Il costo della polizza è di 25 euro annuali. Il massimale è di 10 mila euro in caso di decesso per incidente del detentore del cane o del gatto e di 5 mila in caso di invalidità permanente totale da infortunio. Dei 10 mila euro 6 mila sono in contanti, per assicurare all’animale un dog o un cat sitter ad esempio, e 4 mila in prodotti alimentari e sanitari per il pet. Per quanto riguarda i 5 mila, 3 mila sono in contanti e 2 mila in beni di necessità. C’è una terza possibilità. Una diaria di 35 euro al giorno per i quattrozampe se l’umano con cui vive viene ricoverato in ospedale. La polizza permette di designare una persona di fiducia o un’organizzazione no-profit che si prenda cura di Fido.
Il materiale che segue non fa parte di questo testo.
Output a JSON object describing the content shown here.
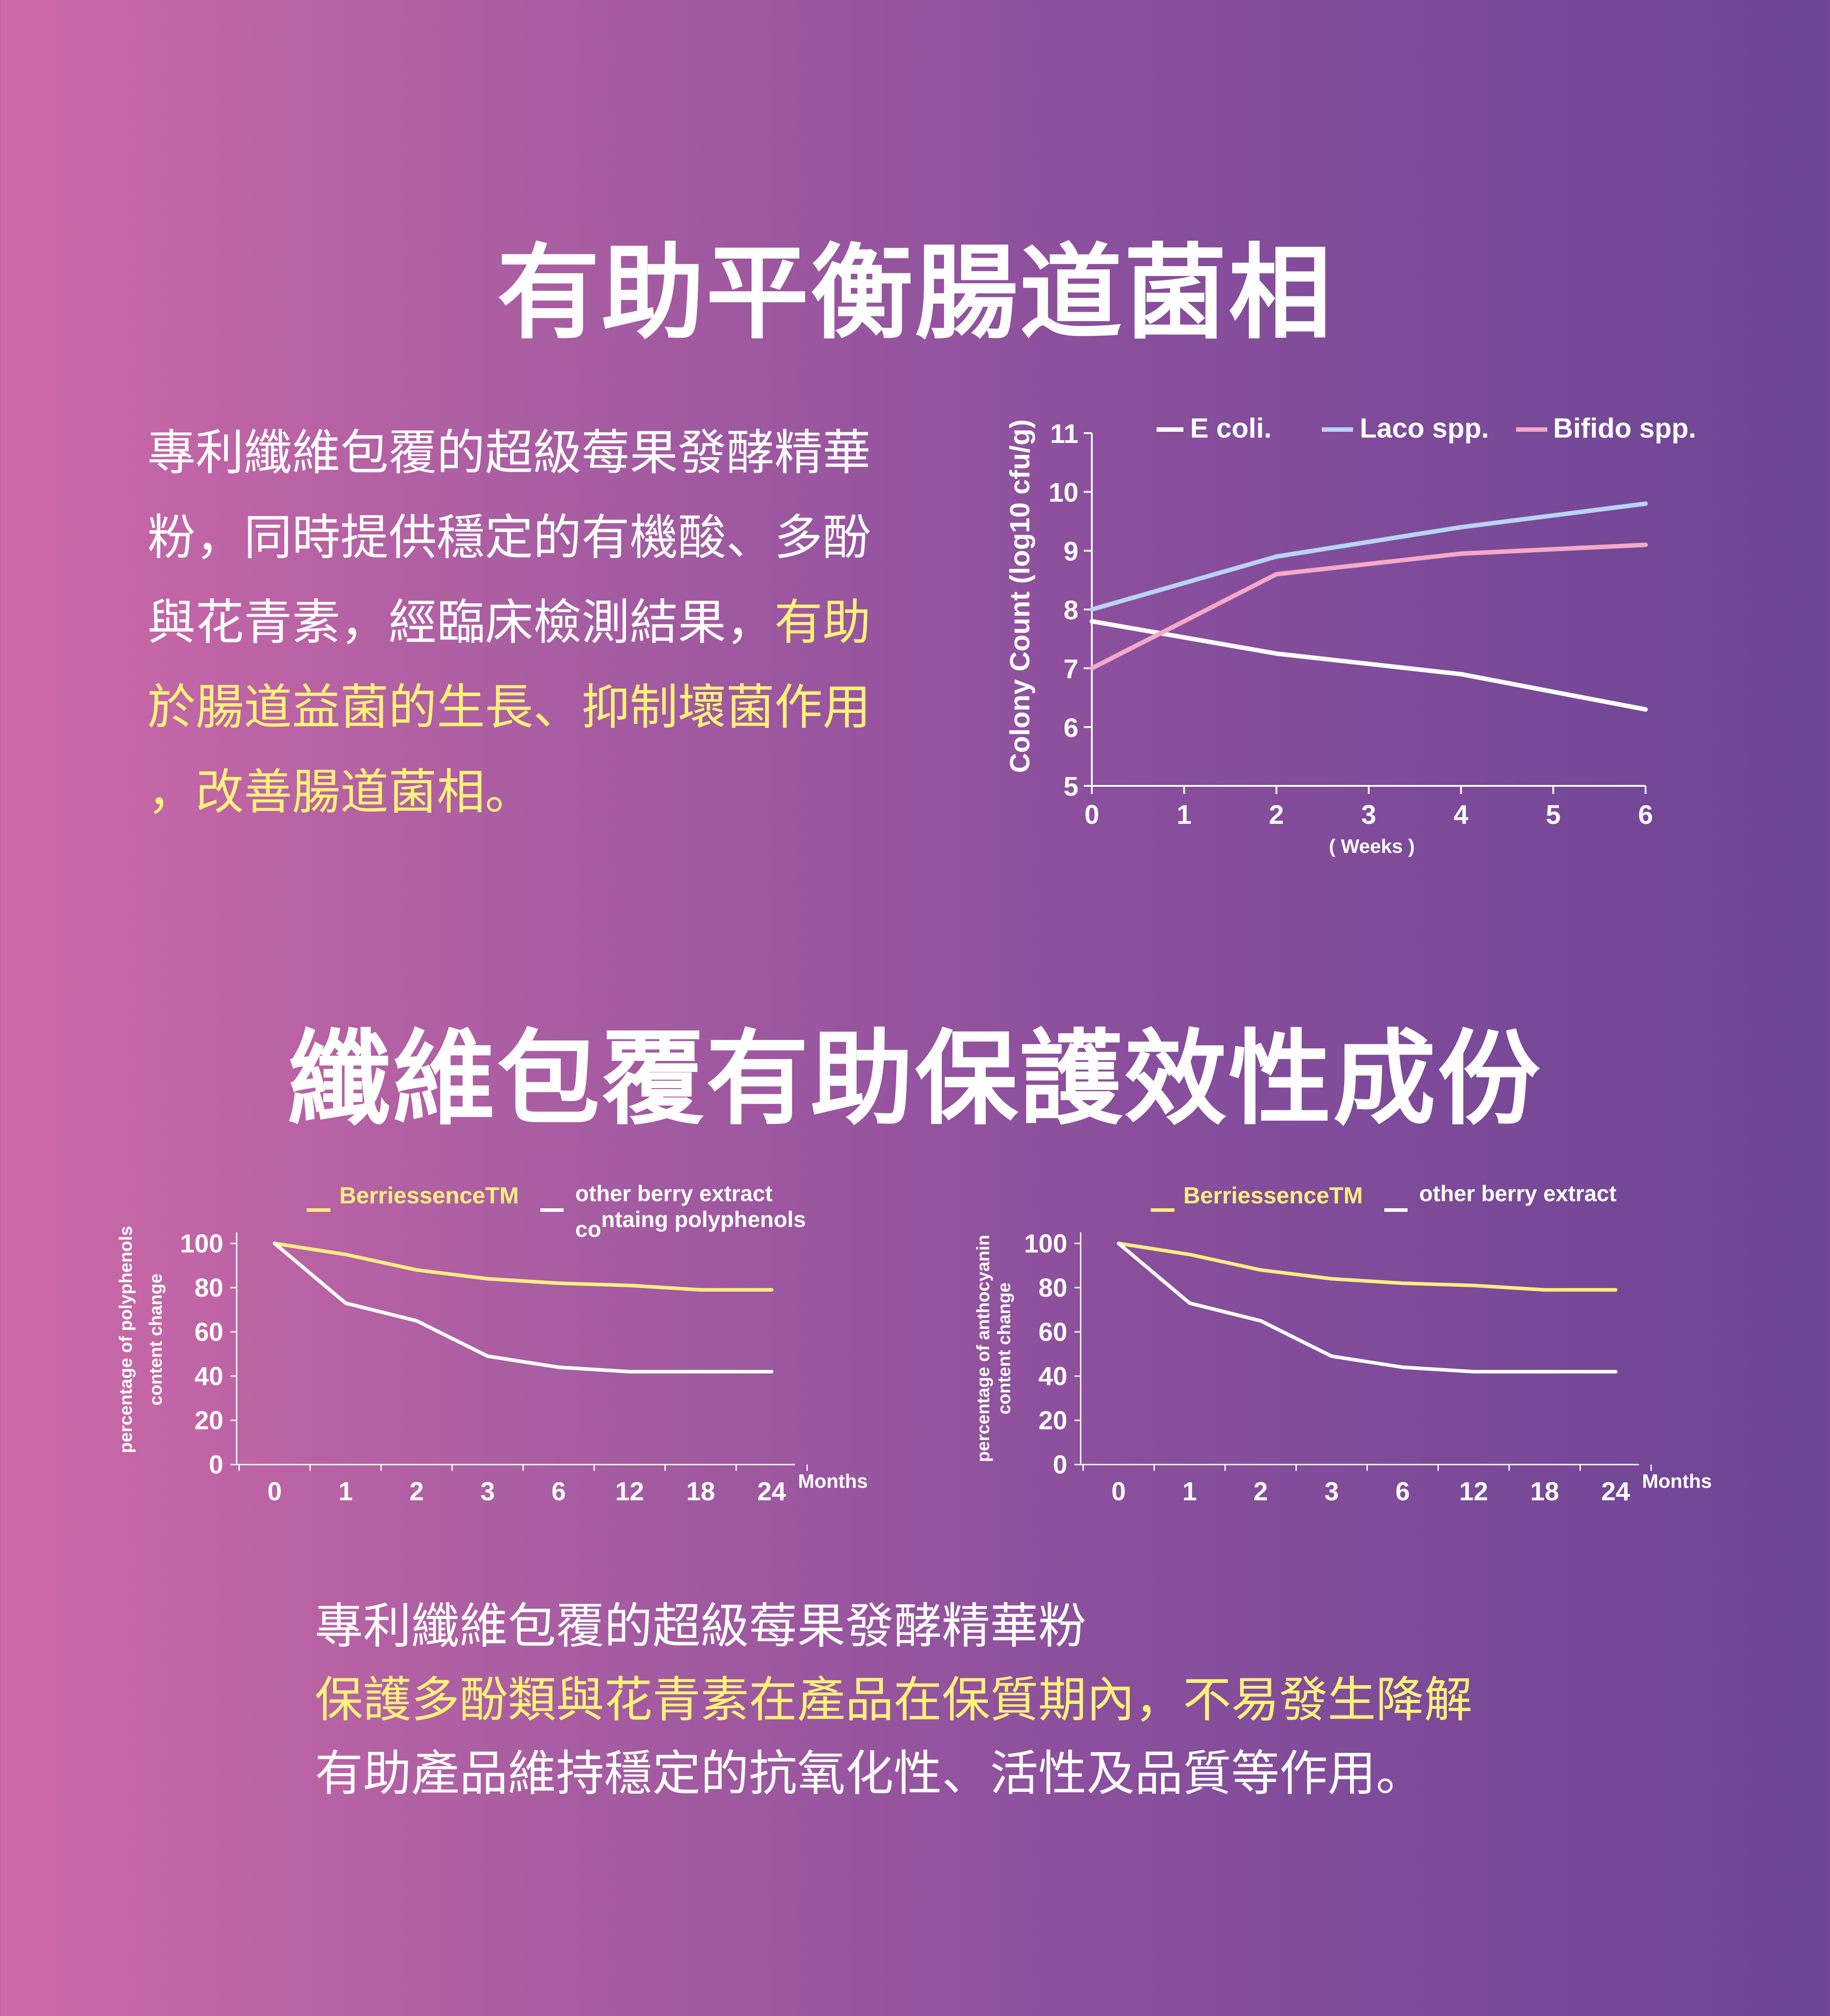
{
  "section1": {
    "title": "有助平衡腸道菌相",
    "paragraph": [
      {
        "normal": "專利纖維包覆的超級莓果發酵精華",
        "highlight": ""
      },
      {
        "normal": "粉，同時提供穩定的有機酸、多酚",
        "highlight": ""
      },
      {
        "normal": "與花青素，經臨床檢測結果，",
        "highlight": "有助"
      },
      {
        "normal": "",
        "highlight": "於腸道益菌的生長、抑制壞菌作用"
      },
      {
        "normal": "",
        "highlight": "，改善腸道菌相。"
      }
    ]
  },
  "section2": {
    "title": "纖維包覆有助保護效性成份",
    "paragraph": [
      {
        "normal": "專利纖維包覆的超級莓果發酵精華粉",
        "highlight": ""
      },
      {
        "normal": "",
        "highlight": "保護多酚類與花青素在產品在保質期內，不易發生降解"
      },
      {
        "normal": "有助產品維持穩定的抗氧化性、活性及品質等作用。",
        "highlight": ""
      }
    ]
  },
  "colors": {
    "highlight": "#fff27a",
    "e_coli": "#ffffff",
    "laco": "#b9d3f5",
    "bifido": "#f4a9c8",
    "berriessence": "#ffee82",
    "other": "#ffffff"
  },
  "chart_data": [
    {
      "type": "line",
      "xlabel": "( Weeks )",
      "ylabel": "Colony Count (log10 cfu/g)",
      "x": [
        0,
        1,
        2,
        3,
        4,
        5,
        6
      ],
      "x_ticks": [
        "0",
        "1",
        "2",
        "3",
        "4",
        "5",
        "6"
      ],
      "y_ticks": [
        "5",
        "6",
        "7",
        "8",
        "9",
        "10",
        "11"
      ],
      "ylim": [
        5,
        11
      ],
      "legend_position": "top",
      "series": [
        {
          "name": "E coli.",
          "color": "#ffffff",
          "x": [
            0,
            2,
            4,
            6
          ],
          "values": [
            7.8,
            7.25,
            6.9,
            6.3
          ]
        },
        {
          "name": "Laco spp.",
          "color": "#b9d3f5",
          "x": [
            0,
            2,
            4,
            6
          ],
          "values": [
            8.0,
            8.9,
            9.4,
            9.8
          ]
        },
        {
          "name": "Bifido spp.",
          "color": "#f4a9c8",
          "x": [
            0,
            2,
            4,
            6
          ],
          "values": [
            7.0,
            8.6,
            8.95,
            9.1
          ]
        }
      ]
    },
    {
      "type": "line",
      "ylabel_line1": "percentage of polyphenols",
      "ylabel_line2": "content change",
      "xlabel": "Months",
      "categories": [
        "0",
        "1",
        "2",
        "3",
        "6",
        "12",
        "18",
        "24"
      ],
      "y_ticks": [
        "0",
        "20",
        "40",
        "60",
        "80",
        "100"
      ],
      "ylim": [
        0,
        100
      ],
      "legend": {
        "series1": "BerriessenceTM",
        "series2_line1": "other berry extract",
        "series2_prefix": "co",
        "series2_rest": "ntaing polyphenols"
      },
      "series": [
        {
          "name": "BerriessenceTM",
          "color": "#ffee82",
          "values": [
            100,
            95,
            88,
            84,
            82,
            81,
            79,
            79
          ]
        },
        {
          "name": "other berry extract containg polyphenols",
          "color": "#ffffff",
          "values": [
            100,
            73,
            65,
            49,
            44,
            42,
            42,
            42
          ]
        }
      ]
    },
    {
      "type": "line",
      "ylabel_line1": "percentage of anthocyanin",
      "ylabel_line2": "content change",
      "xlabel": "Months",
      "categories": [
        "0",
        "1",
        "2",
        "3",
        "6",
        "12",
        "18",
        "24"
      ],
      "y_ticks": [
        "0",
        "20",
        "40",
        "60",
        "80",
        "100"
      ],
      "ylim": [
        0,
        100
      ],
      "legend": {
        "series1": "BerriessenceTM",
        "series2_line1": "other berry extract"
      },
      "series": [
        {
          "name": "BerriessenceTM",
          "color": "#ffee82",
          "values": [
            100,
            95,
            88,
            84,
            82,
            81,
            79,
            79
          ]
        },
        {
          "name": "other berry extract",
          "color": "#ffffff",
          "values": [
            100,
            73,
            65,
            49,
            44,
            42,
            42,
            42
          ]
        }
      ]
    }
  ]
}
«La legislazione italiana in fatto di lascito di beni materiali e immateriali ad animali è arcaica. Sto lavorando a due normative che si occupano proprio di questo argomento, non solo in caso di decesso, ma anche nell’eventualità di divorzio tra due persone» ha specificato Michela Vittoria Brambilla. Il testo dell’assicurazione è «molto semplice per fare in modo che tutti possano capirla» ha puntualizzato Laura Balla, ma per chi non avesse un buon rapporto con il computer ci sono i volontari dell’Enpa. I pet non sono solo una fonte di benessere, ma costituiscono un «fenomeno sociale», secondo Marco Bravi, perché ormai il 56% delle famiglie italiane convive con un animale domestico, che è una fonte di energia benefica per gli esseri umani di tutte le età. Non solo.

«Gli animali influiscono sul nostro modo di legiferare – ha notato Carla Rocchi, presidente nazionale di Enpa -. Se pensiamo a questo progetto, notiamo come in realtà qui si assicurino per la prima volta i veri sentimenti. E se si andassero a leggere le leggi dedicate ai quattrozampe, a cominciare dalla prima del 1911, vedremmo come in quei testi ci sia un tocco d’amore in più». Parenti serpenti? Cambia la prospettiva, se ad essere nel cuore del morituro non è un cugino, ma un serpente vero”.